Now that you’ve purchased the right foods and prepared the bulk of your meals, it’s time to plan the timing of your consumption. Eating three squares a day is very old fashioned and I believe does not do your metabolism a favor, so plan on eating six small and balanced meals a day. What I mean is, be hungry about every 3-4 hours and eat. Skipping breakfast is no longer an option. Break the fast with protein, carbohydrate, and fat. I usually encourage that all meals have at or around 40% carbohydrates, 30% fat, and 30% protein. Get your carbs from fruits and vegetables. Get your fat from nuts, seeds, and healthy oils. Get your protein from animals. Balancing out each food counter is key and making sure to eat almost every 3 hours will undoubtedly ignite a stout fat searing metabolism that will bolster great energy throughout the day. While you’re starting to be more cognizant of your intake, make sure that you’re consuming over a 100 fluid ounces of water daily and cutting out alcohol.
Meats, vegetables, nuts, seeds, some fruit, little starch, and no sugar. It’s a no nonsense approach that will improve your mood, energy, and lifestyle.

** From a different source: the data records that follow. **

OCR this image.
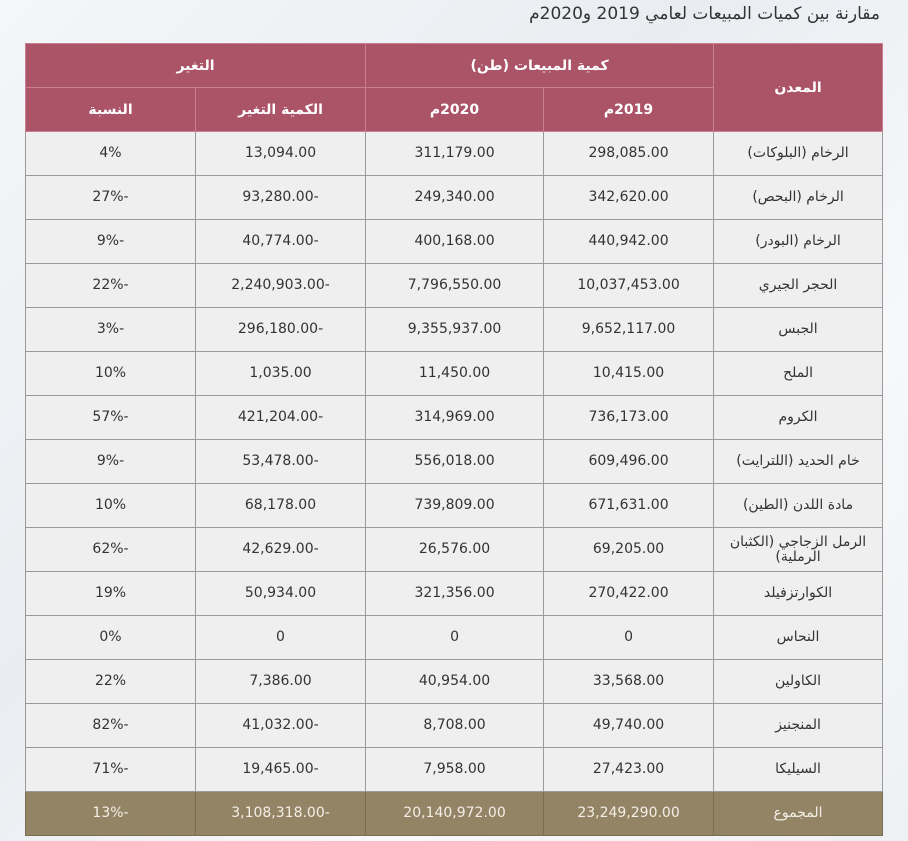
مقارنة بين كميات المبيعات لعامي 2019 و2020م
المعدن	كمية المبيعات (طن)		التغير	
	2019م	2020م	الكمية التغير	النسبة
الرخام (البلوكات)	298,085.00	311,179.00	13,094.00	4%
الرخام (البحص)	342,620.00	249,340.00	-93,280.00	-27%
الرخام (البودر)	440,942.00	400,168.00	-40,774.00	-9%
الحجر الجيري	10,037,453.00	7,796,550.00	-2,240,903.00	-22%
الجبس	9,652,117.00	9,355,937.00	-296,180.00	-3%
الملح	10,415.00	11,450.00	1,035.00	10%
الكروم	736,173.00	314,969.00	-421,204.00	-57%
خام الحديد (اللترايت)	609,496.00	556,018.00	-53,478.00	-9%
مادة اللدن (الطين)	671,631.00	739,809.00	68,178.00	10%
الرمل الزجاجي (الكثبان الرملية)	69,205.00	26,576.00	-42,629.00	-62%
الكوارتزفيلد	270,422.00	321,356.00	50,934.00	19%
النحاس	0	0	0	0%
الكاولين	33,568.00	40,954.00	7,386.00	22%
المنجنيز	49,740.00	8,708.00	-41,032.00	-82%
السيليكا	27,423.00	7,958.00	-19,465.00	-71%
المجموع	23,249,290.00	20,140,972.00	-3,108,318.00	-13%
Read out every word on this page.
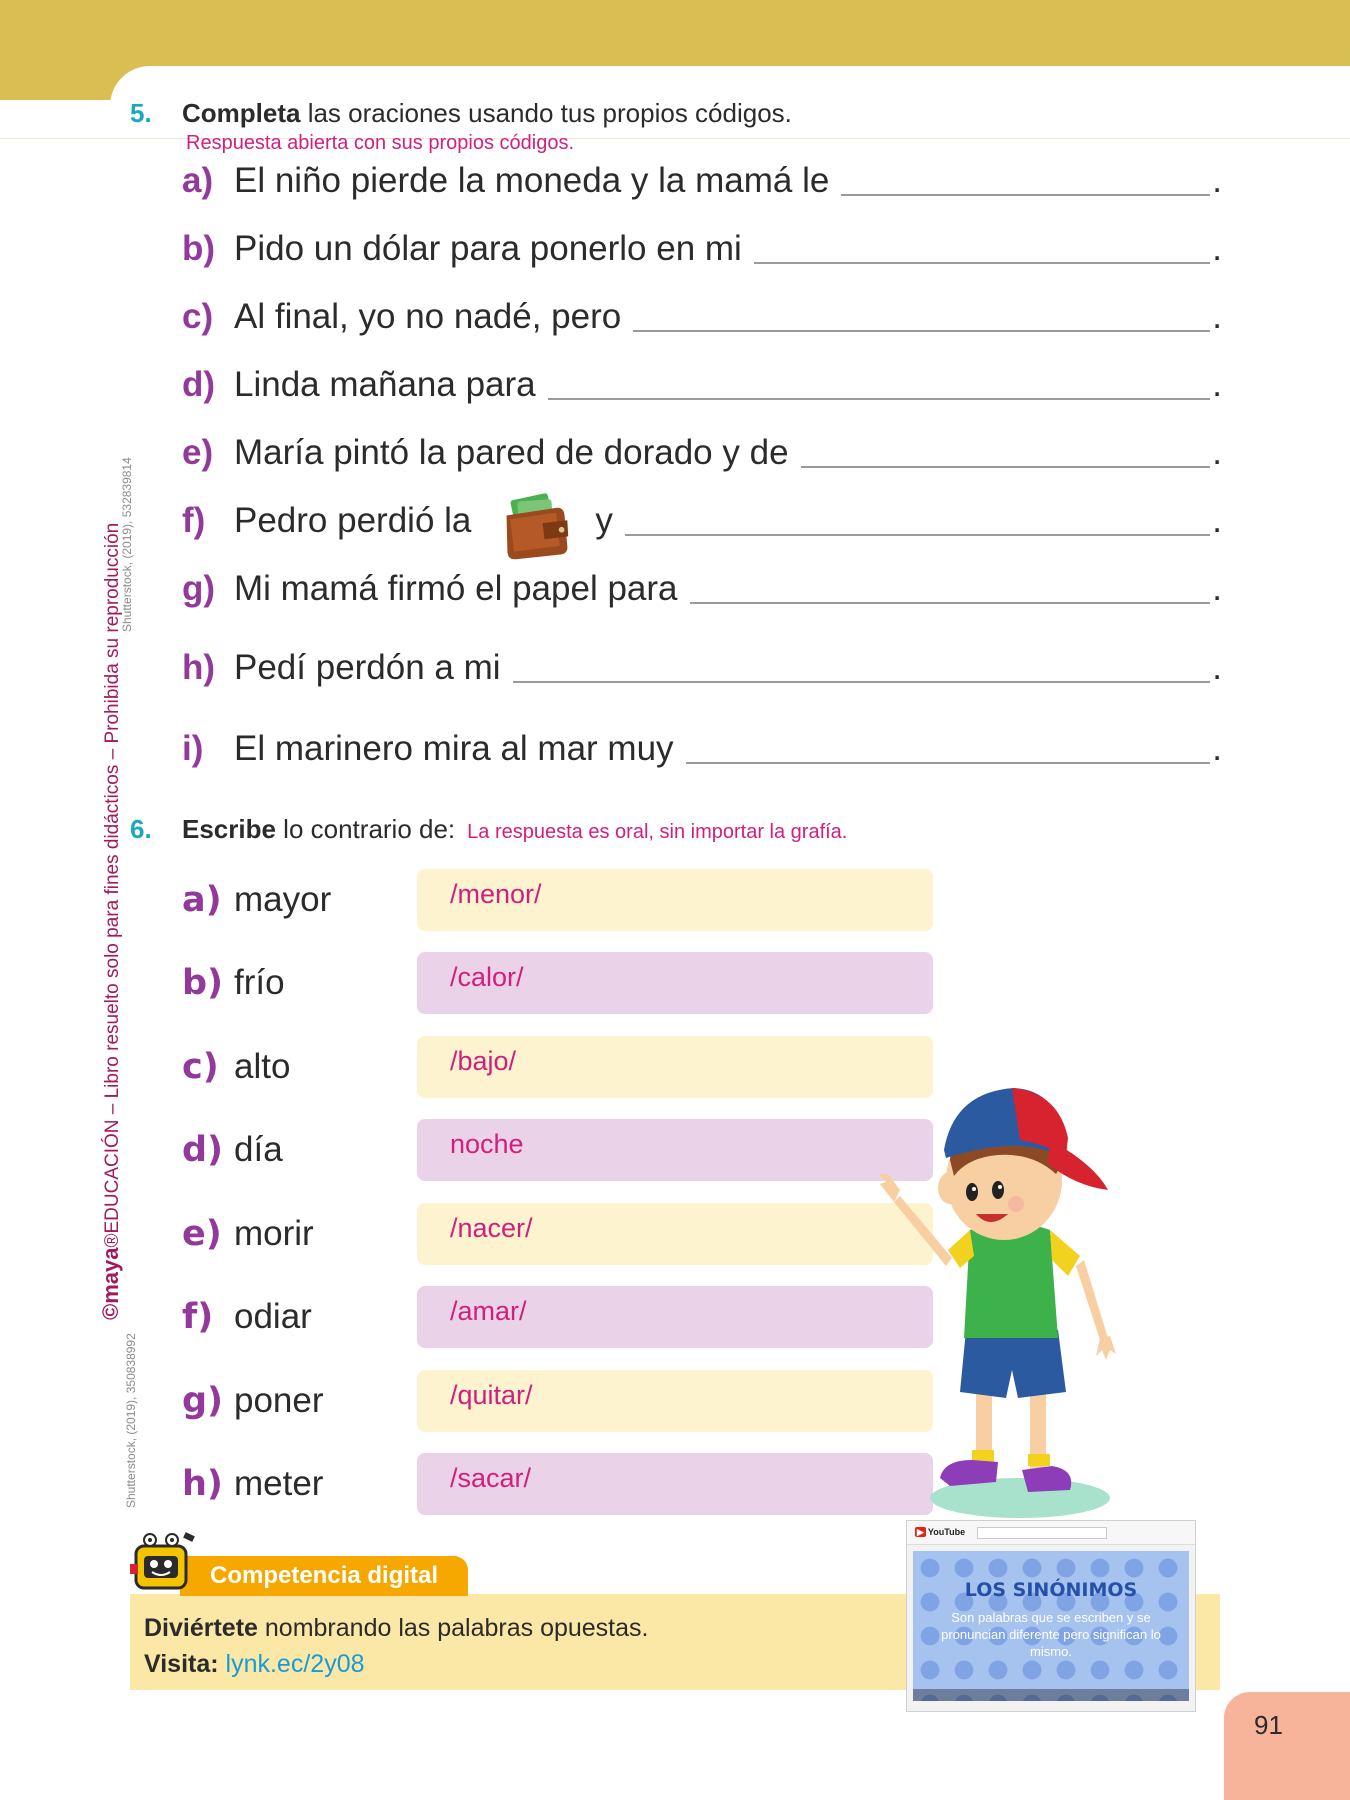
©maya®EDUCACIÓN – Libro resuelto solo para fines didácticos – Prohibida su reproducción
Shutterstock, (2019), 532839814
Shutterstock, (2019), 350838992
5. Completa las oraciones usando tus propios códigos.
Respuesta abierta con sus propios códigos.
a) El niño pierde la moneda y la mamá le	.
b) Pido un dólar para ponerlo en mi	.
c) Al final, yo no nadé, pero	.
d) Linda mañana para	.
e) María pintó la pared de dorado y de	.
f) Pedro perdió la	y	.
g) Mi mamá firmó el papel para	.
h) Pedí perdón a mi	.
i) El marinero mira al mar muy	.
6. Escribe lo contrario de: La respuesta es oral, sin importar la grafía.
a) mayor	/menor/
b) frío	/calor/
c) alto	/bajo/
d) día	noche
e) morir	/nacer/
f) odiar	/amar/
g) poner	/quitar/
h) meter	/sacar/
Competencia digital
Diviértete nombrando las palabras opuestas.
Visita: lynk.ec/2y08
▶ YouTube
LOS SINÓNIMOS
Son palabras que se escriben y se pronuncian diferente pero significan lo mismo.
91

You’ll have to shop the perimeter of the grocery store, plan and prepare your meals for the week, and graze throughout the day. Change doesn’t come easy, but the rewards and benefits outweigh any meek excuse you can muster. Try just one week of this basic approach and hopefully you’ll feel and look better in a matter of days. Food is a drug, it’s the best medicine, and can make your outdoor lifestyle more enjoyable and extended for years to come.